The foundations of Waldorf pedagogy are Steiner’s deep insights into human and child development, the changing role of the teacher, and a rich, holistic curriculum. Steiner understood that children learn very differently at each stage of development, and that real learning should be a gradual metamorphosis not just of thinking, but also of feeling, and of the will. As Steiner’s contemporary, the poet and esotericist William Butler Yeats put it so very well, “Education is not the filling of a pail, but the lighting of a fire.” Young children learn principally through imitation and play, and they learn best when one appeals to their imagination. Intellectual tasks (which even the youngest children can be made to perform – or rather, mimic) are best deferred until later, when the adolescent begins to develop real powers of abstract thinking, which can then be engaged directly in the high school curriculum. The foundation of cognition is play, and children who have not been allowed to play will become stunted adults – full of facts, perhaps, but lacking creativity. Steiner also understood that real learning is never linear, but always dynamic.  Rich experiences ripen in the unconscious, and then emerge years later as quite different capacities. For example, Steiner taught that the sense of artistic proportion gained by drawing and painting in adolescence will transform itself into sound judgment in the thinking adult.

 

Steiner prescribed that the class teacher stay with the same group of children, usually from grades one through eight, after which experts teach specific disciplines such as math, English, or biology. He wanted elementary and middle school teachers to become, above all else, experts on the group of children entrusted to them. Waldorf education imposes many demands on class teachers, who must become ‘Renaissance men and women,’ mastering new material each year, and growing together with their class. He asked teachers to reflect each evening on their students and on themselves. Steiner’s pedagogy is as much about the self-development of the teacher as the education of the student. But the heavy demands of teaching also bring great personal rewards and deep relationships with students that can last a lifetime.

 

Steiner gave the teachers of the first school a motto to guide them: “Receive the child in reverence; educate the child in love; send the child forth in freedom.” Although it respects many religions, and has grown out of a reverential view of the world and the human being, the Waldorf curriculum is as little about inculcating any specific religious or spiritual doctrine as hospitals are about teaching their patients anatomy and physiology.

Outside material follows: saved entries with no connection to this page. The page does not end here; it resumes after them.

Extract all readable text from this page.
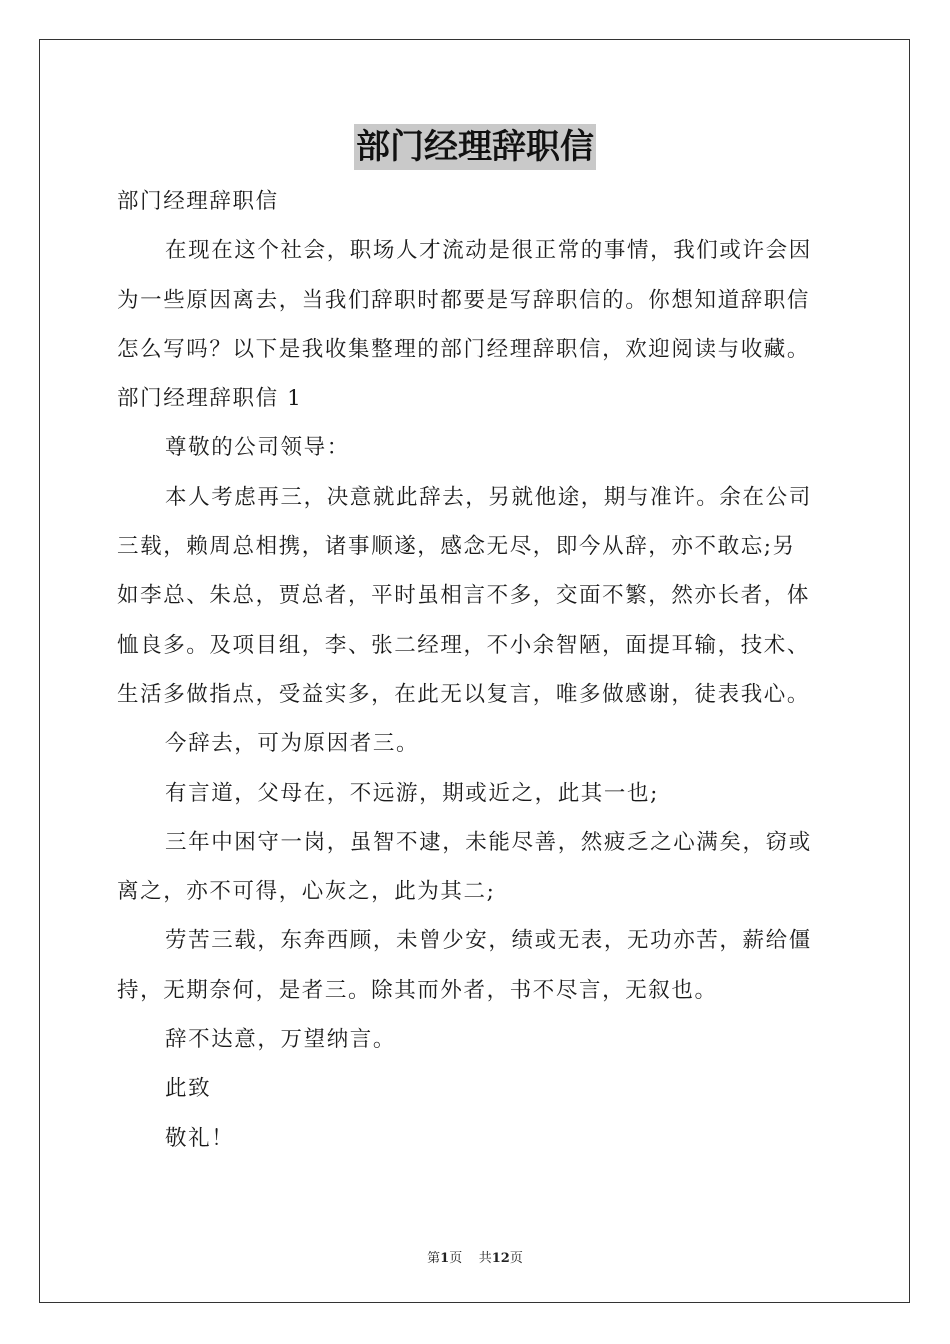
部门经理辞职信
部门经理辞职信
在现在这个社会，职场人才流动是很正常的事情，我们或许会因
为一些原因离去，当我们辞职时都要是写辞职信的。你想知道辞职信
怎么写吗？以下是我收集整理的部门经理辞职信，欢迎阅读与收藏。
部门经理辞职信 1
尊敬的公司领导：
本人考虑再三，决意就此辞去，另就他途，期与准许。余在公司
三载，赖周总相携，诸事顺遂，感念无尽，即今从辞，亦不敢忘;另
如李总、朱总，贾总者，平时虽相言不多，交面不繁，然亦长者，体
恤良多。及项目组，李、张二经理，不小余智陋，面提耳输，技术、
生活多做指点，受益实多，在此无以复言，唯多做感谢，徒表我心。
今辞去，可为原因者三。
有言道，父母在，不远游，期或近之，此其一也;
三年中困守一岗，虽智不逮，未能尽善，然疲乏之心满矣，窃或
离之，亦不可得，心灰之，此为其二;
劳苦三载，东奔西顾，未曾少安，绩或无表，无功亦苦，薪给僵
持，无期奈何，是者三。除其而外者，书不尽言，无叙也。
辞不达意，万望纳言。
此致
敬礼！
第1页 共12页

At the heart of the curriculum is Steiner’s view that the developing human being recapitulates in small the great, overarching evolution of consciousness that humanity as a whole has undergone. For the youngest children, the world is alive with magic; they live in a deep, dreamy sympathy with animals, plants, and stones. The curriculum feeds that consciousness with archetypal myths and tales from many cultures. By the third grade, children have become in some real sense little monotheists; by the sixth, they have become Roman jurists. As they grow into autonomy, children experience their own inner Renaissance; Steiner identified this moment as the keystone of the entire curriculum. Adolescence is an age of Great Revolutions. Waldorf education seeks the students where they live, and it knows that these recapitulated experiences will emerge later as a very different, appropriately modern, set of capacities. By the time they enter high school, students are ready for the most rigorous intellectual work we can give them, and they are able to embrace it with a rich array of inner resources. In this way, the Waldorf curriculum seeks to provide, as one school describes it, a “contemporary classical education that engages not only the head, but also the heart and the hand; not just ‘college prep,’ but ‘life prep’ ”.